Another potential issue that comes along with extended PET scans is the possibility of changes in cardiac and respiratory motion patterns that could result in inaccurate modeling and correction of motion for some portions of the scan. Further works are needed to investigate how the motion model could be modified to account for such variation. Nevertheless, the fact that motion correction led to estimation of parametric images with improved resolution suggests that the motion model was relatively accurate for the whole dynamic scan in this study.

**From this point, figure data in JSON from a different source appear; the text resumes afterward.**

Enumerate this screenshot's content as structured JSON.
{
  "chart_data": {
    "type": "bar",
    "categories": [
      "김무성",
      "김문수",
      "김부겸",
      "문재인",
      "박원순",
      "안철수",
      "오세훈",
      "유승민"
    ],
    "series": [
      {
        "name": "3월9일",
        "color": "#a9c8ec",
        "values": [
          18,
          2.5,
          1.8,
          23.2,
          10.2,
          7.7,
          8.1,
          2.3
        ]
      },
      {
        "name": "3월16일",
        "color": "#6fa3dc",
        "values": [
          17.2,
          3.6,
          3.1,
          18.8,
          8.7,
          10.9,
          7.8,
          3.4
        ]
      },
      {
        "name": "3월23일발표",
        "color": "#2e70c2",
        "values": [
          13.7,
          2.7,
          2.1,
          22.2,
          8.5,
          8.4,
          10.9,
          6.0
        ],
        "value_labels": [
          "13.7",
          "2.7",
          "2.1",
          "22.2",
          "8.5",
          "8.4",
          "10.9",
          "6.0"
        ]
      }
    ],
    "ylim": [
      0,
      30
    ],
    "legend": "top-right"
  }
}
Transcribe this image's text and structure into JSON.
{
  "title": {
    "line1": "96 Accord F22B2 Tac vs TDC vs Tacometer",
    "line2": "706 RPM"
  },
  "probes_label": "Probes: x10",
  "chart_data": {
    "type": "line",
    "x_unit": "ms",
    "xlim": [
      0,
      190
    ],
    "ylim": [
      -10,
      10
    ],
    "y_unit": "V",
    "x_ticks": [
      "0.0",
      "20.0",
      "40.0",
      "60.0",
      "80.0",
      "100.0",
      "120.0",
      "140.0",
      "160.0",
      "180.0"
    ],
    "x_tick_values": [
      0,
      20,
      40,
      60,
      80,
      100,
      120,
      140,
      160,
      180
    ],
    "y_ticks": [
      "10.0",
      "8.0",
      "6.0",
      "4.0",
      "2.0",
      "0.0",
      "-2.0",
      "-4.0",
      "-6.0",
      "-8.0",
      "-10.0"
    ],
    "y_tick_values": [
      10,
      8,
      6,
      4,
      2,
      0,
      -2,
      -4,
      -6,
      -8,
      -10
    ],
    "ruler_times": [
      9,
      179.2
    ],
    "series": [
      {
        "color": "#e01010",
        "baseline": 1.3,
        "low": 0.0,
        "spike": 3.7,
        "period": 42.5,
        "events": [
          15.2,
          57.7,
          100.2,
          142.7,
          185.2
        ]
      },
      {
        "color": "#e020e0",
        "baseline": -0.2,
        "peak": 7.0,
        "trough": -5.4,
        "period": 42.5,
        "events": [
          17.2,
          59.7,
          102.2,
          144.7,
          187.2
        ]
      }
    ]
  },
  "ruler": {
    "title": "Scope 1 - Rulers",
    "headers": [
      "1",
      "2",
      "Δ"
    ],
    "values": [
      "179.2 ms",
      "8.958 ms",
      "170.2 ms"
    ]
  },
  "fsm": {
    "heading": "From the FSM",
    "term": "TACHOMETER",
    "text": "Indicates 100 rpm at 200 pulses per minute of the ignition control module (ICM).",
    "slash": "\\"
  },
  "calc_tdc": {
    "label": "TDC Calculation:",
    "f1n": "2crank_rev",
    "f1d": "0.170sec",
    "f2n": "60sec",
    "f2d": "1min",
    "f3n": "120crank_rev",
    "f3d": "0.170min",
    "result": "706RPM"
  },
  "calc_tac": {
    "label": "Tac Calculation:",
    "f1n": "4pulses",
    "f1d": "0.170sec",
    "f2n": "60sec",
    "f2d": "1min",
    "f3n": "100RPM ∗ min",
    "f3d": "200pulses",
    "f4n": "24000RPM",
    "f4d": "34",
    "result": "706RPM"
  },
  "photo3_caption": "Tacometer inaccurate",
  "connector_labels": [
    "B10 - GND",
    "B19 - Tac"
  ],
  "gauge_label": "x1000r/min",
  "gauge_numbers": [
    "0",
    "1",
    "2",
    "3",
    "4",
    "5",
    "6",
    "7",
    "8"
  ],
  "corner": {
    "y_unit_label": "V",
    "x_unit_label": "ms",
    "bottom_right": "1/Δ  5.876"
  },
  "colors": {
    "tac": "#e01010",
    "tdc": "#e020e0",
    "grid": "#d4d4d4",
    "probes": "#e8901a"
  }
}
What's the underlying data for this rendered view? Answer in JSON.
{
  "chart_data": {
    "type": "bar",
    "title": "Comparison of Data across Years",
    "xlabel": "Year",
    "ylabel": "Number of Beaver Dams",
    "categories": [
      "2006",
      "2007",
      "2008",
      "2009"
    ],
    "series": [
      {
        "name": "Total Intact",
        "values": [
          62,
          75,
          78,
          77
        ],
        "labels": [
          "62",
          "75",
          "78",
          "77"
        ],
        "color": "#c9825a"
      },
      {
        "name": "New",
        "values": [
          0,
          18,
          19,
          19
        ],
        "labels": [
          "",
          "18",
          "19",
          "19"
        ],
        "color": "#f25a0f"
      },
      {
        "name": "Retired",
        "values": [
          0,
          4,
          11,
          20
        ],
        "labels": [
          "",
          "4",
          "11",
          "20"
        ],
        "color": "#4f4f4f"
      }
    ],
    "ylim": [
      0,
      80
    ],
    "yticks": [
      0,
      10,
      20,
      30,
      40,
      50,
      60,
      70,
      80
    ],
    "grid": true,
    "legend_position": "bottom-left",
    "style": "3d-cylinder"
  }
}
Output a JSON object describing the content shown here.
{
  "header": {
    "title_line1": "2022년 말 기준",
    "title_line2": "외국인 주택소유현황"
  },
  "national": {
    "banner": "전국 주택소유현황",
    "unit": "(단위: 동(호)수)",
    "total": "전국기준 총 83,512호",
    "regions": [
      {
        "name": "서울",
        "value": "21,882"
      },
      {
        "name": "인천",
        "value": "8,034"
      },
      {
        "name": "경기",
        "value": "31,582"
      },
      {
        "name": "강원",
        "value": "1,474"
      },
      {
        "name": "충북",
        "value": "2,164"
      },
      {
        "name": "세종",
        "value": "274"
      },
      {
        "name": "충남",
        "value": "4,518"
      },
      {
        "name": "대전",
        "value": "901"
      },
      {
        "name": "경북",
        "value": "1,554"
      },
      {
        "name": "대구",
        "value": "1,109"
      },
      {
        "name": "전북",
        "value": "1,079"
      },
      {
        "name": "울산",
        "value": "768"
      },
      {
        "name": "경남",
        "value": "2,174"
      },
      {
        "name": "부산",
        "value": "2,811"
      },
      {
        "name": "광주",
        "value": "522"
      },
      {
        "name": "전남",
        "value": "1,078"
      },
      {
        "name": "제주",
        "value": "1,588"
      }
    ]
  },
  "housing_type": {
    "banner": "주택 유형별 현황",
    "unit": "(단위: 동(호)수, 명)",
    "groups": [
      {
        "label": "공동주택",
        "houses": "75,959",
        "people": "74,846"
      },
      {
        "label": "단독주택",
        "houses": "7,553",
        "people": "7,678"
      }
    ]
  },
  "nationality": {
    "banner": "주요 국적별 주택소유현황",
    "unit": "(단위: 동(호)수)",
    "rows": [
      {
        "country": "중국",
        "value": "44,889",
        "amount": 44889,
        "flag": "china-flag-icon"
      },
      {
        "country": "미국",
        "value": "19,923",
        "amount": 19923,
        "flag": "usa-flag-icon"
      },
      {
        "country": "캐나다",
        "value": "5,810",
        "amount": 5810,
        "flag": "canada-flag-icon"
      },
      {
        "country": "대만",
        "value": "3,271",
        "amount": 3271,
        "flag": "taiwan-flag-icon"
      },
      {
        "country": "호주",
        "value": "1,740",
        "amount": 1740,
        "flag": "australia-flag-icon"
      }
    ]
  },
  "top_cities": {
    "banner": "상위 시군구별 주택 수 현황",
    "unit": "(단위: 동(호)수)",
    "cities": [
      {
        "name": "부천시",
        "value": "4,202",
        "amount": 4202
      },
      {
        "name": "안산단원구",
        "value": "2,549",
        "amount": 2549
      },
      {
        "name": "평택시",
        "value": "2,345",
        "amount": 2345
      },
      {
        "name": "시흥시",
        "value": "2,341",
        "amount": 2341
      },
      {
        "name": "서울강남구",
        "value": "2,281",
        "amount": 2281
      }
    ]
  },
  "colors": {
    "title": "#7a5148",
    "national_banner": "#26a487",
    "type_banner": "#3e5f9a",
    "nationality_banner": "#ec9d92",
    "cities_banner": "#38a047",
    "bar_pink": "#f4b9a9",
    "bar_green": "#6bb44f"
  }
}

Myocardial perfusion imaging protocols typically involve the acquisition of two PET scans, one in resting conditions and the other during pharmacological stress. The administration of vasodilators (e.g. regadenoson) for stress imaging will cause an increase heart rate and may also substantially change the breathing pattern of the patient [11]. Therefore, it is possible that distinct cardiorespiratory motion models need to be obtained for both scanning conditions, although this warrants further investigations.

The number of subjects in this study was small as we only scanned three subjects. Another limitation of this work is the lack of motion-free reference standard for validation of the motion correction methodology. Indeed, due to the drastic increase in noise associated to rejecting events in dynamic frames, we did not apply kinetic modeling to dual-gated PET images. Nevertheless, comparisons of motion corrected vs. non-corrected results could demonstrate the effectiveness of the method and its impact on activity and kinetic parameter quantification. However, further investigations in patients with cardiac diseases are needed to determine whether motion correction improves the diagnostic value of cardiac PET.

CONCLUSION

In this work, we presented a method for MR-based cardiac and respiratory motion correction of cardiac ¹⁸F-FDG PET data and evaluated its impact on quantification of activity and kinetic parameters in healthy volunteers. The method was shown to substantially improve the spatial resolution and contrast of cardiac ¹⁸F-FDG images. Motion correction yielded parametric images with improved spatial resolution and produced a significant increase in K_i estimates, consistent with increased reconstructed myocardial activity in the frames used during kinetic analyses.